Für Verwirrung sorgte ausgerechnet Netanyahus eigene Partei: Ein parteiinternes Gremium hatte ihm eine Frist bis Montagabend gesetzt, um seine für ihn reservierten Listenplätze zu benennen, Netanyahu ignorierte die Anordnung als „unangemessen“ und wollte seine Namen erst am Dienstagvormittag vorlegen. Neben acht ihm selbst vorbehaltenen Plätzen ist ein weiterer eigens für Verteidigungsminister Katz reserviert. Von seinen acht Plätzen hatte Netanyahu bis Montagabend erst drei bestätigt, darunter Außenminister Gideon Sa’ar. Der Unternehmer Oren Dobronsky, ein aus einer israelischen Version von „Die Höhle der Löwen“ bekannter Investor mit doppelter israelisch-amerikanischer Staatsbürgerschaft, gab seinen reservierten Platz wieder auf, da eine Abgeordnetentätigkeit ihn gezwungen hätte, seine US-Staatsbürgerschaft aufzugeben und dafür sofort Millionen an Steuern zu zahlen.
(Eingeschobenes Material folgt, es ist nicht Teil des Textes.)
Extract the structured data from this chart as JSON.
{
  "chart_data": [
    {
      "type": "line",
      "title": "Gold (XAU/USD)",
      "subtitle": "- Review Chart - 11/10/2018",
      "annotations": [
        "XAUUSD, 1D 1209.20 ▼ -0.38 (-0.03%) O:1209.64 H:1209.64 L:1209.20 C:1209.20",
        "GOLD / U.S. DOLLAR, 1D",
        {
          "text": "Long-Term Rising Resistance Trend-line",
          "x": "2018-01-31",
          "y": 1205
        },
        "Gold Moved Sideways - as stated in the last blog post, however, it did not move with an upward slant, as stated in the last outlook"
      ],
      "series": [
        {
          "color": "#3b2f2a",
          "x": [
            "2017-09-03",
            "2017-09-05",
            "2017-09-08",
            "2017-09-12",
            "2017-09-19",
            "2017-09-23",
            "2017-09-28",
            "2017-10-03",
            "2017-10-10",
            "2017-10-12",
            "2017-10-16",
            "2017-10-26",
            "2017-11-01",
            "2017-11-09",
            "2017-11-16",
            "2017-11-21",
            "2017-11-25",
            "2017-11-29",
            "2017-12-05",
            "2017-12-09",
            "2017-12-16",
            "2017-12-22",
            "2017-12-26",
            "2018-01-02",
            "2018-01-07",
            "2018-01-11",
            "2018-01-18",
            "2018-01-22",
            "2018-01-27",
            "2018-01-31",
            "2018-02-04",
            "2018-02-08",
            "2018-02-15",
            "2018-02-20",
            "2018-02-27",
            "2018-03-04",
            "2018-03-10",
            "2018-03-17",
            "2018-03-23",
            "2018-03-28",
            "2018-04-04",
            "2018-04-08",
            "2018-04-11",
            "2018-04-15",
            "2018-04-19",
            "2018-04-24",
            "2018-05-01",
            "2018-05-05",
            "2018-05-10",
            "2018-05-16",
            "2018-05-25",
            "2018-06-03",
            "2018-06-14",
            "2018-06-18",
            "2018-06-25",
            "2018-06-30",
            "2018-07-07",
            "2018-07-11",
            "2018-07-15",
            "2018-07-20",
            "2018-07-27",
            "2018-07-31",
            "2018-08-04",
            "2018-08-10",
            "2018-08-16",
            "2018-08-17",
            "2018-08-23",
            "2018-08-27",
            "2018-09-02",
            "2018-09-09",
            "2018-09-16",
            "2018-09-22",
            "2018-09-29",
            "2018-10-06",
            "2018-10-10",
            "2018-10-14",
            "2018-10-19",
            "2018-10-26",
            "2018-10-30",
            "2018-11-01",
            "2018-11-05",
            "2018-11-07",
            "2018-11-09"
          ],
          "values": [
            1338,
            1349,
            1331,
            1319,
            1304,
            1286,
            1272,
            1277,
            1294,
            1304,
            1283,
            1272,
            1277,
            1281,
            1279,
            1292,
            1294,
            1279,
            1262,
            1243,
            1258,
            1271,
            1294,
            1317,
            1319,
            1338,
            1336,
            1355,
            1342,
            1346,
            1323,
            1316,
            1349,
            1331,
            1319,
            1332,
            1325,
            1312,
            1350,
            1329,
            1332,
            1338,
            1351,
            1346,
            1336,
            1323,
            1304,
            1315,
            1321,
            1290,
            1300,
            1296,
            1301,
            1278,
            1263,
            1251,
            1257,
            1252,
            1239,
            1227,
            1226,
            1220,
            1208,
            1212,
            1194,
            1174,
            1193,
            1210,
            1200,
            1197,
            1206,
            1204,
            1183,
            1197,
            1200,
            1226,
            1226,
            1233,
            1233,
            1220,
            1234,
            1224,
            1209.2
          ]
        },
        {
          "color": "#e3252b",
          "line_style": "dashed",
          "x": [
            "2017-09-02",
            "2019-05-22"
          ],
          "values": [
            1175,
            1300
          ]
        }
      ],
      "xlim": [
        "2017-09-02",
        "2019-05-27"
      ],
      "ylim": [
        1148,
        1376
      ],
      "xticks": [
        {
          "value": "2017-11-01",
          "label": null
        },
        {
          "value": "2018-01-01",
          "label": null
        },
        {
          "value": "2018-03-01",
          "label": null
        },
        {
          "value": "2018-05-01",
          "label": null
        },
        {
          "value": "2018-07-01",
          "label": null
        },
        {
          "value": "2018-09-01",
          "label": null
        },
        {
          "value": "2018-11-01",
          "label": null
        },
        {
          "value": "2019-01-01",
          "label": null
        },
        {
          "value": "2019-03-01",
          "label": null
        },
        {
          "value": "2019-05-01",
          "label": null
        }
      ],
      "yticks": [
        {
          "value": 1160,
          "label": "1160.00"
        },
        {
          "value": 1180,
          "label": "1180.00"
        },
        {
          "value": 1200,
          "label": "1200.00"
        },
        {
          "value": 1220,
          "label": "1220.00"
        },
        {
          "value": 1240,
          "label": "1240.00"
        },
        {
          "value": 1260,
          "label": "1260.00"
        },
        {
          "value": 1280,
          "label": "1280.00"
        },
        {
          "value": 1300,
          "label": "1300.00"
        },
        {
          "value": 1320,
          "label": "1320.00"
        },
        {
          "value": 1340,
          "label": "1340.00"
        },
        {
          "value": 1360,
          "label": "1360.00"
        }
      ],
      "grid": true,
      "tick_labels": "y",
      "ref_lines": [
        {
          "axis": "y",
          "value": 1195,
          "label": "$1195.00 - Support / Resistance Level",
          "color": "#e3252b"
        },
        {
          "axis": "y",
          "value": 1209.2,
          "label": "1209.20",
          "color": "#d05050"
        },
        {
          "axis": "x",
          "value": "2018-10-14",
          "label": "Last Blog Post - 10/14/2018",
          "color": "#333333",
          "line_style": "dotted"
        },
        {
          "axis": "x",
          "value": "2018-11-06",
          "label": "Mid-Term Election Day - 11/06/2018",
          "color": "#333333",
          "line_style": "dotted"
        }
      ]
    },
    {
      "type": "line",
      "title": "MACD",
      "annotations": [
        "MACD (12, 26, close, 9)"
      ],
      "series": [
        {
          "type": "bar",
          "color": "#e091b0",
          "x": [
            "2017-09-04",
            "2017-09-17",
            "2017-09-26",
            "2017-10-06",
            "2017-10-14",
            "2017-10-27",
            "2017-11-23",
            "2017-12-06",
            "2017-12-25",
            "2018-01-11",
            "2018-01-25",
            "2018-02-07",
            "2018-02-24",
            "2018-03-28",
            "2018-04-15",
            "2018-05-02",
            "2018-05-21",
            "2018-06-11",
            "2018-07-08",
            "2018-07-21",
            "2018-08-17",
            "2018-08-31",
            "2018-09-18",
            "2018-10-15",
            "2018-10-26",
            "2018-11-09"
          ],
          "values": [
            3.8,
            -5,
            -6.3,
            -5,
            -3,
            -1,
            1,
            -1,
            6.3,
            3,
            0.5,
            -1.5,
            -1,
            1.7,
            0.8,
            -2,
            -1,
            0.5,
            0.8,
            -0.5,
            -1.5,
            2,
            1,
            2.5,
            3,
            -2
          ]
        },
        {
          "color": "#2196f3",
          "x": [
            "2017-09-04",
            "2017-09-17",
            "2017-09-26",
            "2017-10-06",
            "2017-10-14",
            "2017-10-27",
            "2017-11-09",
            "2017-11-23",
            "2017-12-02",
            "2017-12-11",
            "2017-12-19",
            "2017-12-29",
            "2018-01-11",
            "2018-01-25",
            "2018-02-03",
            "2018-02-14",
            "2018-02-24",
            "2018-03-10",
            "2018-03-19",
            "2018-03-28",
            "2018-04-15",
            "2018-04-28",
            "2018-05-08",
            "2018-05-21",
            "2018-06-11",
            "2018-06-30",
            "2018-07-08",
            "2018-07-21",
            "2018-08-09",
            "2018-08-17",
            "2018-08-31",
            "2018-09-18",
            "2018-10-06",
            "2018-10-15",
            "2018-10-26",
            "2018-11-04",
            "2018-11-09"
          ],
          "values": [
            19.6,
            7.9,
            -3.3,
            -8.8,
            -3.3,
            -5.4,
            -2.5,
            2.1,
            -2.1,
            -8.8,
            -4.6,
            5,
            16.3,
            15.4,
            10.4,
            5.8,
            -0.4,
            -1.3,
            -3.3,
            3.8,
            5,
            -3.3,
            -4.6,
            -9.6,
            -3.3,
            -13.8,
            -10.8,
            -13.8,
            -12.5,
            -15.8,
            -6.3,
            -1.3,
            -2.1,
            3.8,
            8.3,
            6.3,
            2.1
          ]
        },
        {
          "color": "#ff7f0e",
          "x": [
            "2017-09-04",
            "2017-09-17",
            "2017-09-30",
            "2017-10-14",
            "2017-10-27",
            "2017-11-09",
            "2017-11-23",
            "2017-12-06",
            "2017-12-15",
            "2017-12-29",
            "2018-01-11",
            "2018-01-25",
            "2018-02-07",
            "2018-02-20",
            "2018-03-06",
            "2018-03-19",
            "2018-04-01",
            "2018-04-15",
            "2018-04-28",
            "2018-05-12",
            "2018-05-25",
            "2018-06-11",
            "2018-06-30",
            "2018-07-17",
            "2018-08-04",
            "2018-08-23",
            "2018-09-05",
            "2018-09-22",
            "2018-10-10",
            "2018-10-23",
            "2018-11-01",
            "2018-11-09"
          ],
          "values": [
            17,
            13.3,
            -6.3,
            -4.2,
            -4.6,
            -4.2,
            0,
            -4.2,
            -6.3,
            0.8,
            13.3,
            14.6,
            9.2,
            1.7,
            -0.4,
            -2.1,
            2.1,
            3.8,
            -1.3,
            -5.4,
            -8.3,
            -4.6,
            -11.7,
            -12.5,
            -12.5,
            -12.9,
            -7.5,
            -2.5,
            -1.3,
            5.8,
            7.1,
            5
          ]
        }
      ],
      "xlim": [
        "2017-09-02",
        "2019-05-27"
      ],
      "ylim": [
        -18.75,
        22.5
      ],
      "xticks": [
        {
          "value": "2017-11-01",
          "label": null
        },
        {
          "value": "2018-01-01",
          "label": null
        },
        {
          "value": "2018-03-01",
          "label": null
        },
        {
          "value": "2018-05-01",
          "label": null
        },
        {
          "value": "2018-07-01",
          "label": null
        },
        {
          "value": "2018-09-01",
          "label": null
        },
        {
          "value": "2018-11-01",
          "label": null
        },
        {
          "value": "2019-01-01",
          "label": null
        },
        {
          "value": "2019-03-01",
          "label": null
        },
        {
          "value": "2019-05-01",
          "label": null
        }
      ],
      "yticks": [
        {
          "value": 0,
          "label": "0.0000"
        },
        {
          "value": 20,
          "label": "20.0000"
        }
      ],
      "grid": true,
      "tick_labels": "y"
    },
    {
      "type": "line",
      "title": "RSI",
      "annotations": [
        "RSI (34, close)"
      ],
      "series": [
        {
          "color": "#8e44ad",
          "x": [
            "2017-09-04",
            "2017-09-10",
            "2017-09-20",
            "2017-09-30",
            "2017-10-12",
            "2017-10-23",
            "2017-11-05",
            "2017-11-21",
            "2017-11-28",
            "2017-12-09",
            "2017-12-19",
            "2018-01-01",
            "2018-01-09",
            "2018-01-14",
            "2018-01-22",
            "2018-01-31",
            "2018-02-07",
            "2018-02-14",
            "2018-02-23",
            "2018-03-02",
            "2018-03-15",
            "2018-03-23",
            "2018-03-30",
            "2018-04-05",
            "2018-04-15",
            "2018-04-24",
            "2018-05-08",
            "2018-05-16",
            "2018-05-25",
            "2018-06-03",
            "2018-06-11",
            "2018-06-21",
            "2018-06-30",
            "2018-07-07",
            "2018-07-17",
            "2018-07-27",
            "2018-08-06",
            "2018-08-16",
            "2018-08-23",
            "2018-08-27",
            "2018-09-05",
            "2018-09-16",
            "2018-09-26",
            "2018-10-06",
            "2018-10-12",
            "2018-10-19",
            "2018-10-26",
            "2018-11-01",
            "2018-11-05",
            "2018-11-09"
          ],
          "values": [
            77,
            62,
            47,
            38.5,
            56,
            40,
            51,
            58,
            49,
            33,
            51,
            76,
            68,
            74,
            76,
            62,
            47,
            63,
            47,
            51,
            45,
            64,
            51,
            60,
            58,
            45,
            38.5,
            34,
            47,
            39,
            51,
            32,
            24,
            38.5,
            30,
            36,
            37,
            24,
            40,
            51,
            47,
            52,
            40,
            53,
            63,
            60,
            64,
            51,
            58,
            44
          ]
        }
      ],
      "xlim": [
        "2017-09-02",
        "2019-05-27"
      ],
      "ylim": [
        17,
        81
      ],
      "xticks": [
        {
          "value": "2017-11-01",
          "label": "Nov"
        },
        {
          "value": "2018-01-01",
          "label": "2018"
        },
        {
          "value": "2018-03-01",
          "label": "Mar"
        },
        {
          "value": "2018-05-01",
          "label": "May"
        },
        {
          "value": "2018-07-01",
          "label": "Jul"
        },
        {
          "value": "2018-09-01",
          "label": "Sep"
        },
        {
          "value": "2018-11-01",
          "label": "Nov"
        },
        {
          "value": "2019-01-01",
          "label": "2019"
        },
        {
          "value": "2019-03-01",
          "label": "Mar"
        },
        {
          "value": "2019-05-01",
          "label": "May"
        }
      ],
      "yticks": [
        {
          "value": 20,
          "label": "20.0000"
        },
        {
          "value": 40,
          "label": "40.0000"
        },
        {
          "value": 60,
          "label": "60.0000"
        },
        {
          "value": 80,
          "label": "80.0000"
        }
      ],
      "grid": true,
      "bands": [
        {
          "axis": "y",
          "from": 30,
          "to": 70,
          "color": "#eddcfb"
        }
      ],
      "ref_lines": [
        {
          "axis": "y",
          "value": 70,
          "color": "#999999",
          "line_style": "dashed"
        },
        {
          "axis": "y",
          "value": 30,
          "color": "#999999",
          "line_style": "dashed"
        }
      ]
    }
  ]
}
Eine kleinere Fusion gab es dennoch: Reservisten-Parteichef Yoaz Hendel nahm die frühere Arbeitspartei-Abgeordnete Einat Wilf auf seine Liste, nachdem sein ursprünglich geplantes Bündnis mit Chili Tropper geplatzt war, weil dieser sich stattdessen Eisenkots Yashar anschloss.